Electronica can be a cold beast. The sputters and clicks of a hard drive at work (think Autechre) certainly stimulate the brain, but personally, I rarely get the pure rush of endorphins that a perfect pop song generates. That is what makes Max Tundra’s (born Ben Jacobs) work all the more miraculous: he works in the idiom of electronic music (he has released two albums on Warp), yet his music sounds like that of a child discovering every sound and genre known to man. Mastered By Guy at the Exchange is Aphex Twin waking up on the sunny side of the bed, and “Lysine” is the afternoon trip to the beach. Over skipping percussion and a catchy analog synth line, Ben’s sister Becky Jacobs intones:
I isolate amino acids sometimes
I bottle them and sell them when the sun shines
Cold sores erupt if you don’t keep lysine levels healthy
A tingle on your lip, should come and see me
A helpful and humorous warning, no?

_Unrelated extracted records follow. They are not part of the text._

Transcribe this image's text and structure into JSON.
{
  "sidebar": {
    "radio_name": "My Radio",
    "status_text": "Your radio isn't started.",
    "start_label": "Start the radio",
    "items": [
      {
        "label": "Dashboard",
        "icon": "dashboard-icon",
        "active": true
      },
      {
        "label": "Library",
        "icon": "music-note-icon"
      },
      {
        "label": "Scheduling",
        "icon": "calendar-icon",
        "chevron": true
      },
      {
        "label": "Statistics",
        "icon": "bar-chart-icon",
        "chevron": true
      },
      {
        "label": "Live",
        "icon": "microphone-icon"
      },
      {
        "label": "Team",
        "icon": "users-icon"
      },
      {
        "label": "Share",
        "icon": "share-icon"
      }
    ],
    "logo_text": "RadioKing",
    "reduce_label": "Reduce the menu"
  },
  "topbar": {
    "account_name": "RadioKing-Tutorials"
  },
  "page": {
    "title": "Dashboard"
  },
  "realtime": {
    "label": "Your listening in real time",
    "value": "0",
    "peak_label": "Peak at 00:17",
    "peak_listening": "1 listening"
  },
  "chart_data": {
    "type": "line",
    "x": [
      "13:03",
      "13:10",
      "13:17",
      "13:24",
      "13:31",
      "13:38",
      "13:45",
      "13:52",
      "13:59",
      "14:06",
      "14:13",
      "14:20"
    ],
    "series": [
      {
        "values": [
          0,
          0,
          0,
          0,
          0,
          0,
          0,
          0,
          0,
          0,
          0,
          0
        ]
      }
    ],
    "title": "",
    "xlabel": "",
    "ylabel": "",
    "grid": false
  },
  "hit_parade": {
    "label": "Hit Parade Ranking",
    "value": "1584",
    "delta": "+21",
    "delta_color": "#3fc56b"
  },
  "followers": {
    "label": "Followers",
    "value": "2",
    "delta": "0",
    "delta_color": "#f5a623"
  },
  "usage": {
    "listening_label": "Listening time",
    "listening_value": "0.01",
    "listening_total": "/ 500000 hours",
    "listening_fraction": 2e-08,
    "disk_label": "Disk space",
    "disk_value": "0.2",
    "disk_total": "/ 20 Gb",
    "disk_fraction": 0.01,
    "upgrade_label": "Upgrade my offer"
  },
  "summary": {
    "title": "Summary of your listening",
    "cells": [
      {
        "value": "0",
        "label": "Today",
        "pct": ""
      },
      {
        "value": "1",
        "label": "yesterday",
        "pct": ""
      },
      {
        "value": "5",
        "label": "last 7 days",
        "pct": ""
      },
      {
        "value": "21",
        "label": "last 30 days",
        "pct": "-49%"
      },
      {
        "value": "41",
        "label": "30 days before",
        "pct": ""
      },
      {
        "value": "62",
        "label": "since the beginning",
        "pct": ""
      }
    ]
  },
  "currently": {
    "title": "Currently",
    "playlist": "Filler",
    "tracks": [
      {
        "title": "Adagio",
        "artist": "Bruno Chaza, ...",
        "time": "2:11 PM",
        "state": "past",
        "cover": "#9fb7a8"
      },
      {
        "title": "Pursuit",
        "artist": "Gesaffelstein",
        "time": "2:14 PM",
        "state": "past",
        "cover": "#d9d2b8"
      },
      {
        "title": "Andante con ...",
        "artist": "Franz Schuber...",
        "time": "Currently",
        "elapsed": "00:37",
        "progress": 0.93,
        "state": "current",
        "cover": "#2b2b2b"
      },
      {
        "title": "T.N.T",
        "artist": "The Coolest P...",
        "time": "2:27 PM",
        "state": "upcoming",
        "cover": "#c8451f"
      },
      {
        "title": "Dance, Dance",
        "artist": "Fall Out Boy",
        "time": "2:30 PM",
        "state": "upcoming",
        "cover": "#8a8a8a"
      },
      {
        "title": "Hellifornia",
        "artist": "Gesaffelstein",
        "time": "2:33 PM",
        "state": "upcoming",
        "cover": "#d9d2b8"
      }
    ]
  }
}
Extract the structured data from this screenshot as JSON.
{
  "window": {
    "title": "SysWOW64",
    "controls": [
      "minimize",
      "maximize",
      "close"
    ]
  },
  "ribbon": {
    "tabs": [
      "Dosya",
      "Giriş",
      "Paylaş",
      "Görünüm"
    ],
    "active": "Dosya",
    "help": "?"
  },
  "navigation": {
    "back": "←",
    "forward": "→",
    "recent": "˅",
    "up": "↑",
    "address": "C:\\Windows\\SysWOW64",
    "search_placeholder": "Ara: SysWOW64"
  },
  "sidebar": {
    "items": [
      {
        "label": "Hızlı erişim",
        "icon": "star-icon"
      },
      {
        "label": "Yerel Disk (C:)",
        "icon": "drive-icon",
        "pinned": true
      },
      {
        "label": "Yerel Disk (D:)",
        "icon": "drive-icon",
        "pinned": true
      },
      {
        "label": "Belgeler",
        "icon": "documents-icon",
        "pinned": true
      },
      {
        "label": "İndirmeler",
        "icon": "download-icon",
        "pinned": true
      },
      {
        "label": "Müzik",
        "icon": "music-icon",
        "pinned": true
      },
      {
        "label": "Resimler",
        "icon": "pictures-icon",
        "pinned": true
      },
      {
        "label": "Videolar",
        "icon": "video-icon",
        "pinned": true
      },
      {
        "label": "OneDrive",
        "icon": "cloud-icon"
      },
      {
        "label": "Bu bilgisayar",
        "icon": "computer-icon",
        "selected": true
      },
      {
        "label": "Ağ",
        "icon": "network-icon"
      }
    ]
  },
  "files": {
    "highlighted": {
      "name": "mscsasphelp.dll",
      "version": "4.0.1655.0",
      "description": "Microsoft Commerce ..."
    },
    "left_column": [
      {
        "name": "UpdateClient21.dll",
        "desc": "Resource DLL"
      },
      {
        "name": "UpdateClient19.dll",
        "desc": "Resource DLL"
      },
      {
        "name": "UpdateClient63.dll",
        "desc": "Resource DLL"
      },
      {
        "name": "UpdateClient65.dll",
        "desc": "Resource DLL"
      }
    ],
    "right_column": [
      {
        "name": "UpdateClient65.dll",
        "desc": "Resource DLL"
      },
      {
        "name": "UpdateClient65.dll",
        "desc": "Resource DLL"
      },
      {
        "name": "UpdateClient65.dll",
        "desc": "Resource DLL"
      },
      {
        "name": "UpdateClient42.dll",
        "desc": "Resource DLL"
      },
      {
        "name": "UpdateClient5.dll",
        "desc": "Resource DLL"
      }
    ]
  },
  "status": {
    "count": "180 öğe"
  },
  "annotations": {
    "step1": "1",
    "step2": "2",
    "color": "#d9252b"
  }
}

Then the Steely Dan bridge comes in and all hell breaks loose [I’m glad Popmatters has given me the opportunity to write sentences like that]. The percussion explodes into so many pieces that I’ve spent the last six years trying to piece it together, and I enjoy it every single time. So much work must have gone into every second of the song, yet it is transcendentally fun. The wait for the next Tundra album has been long, but it is promised some time later this year. My musical blood sugar level is getting low.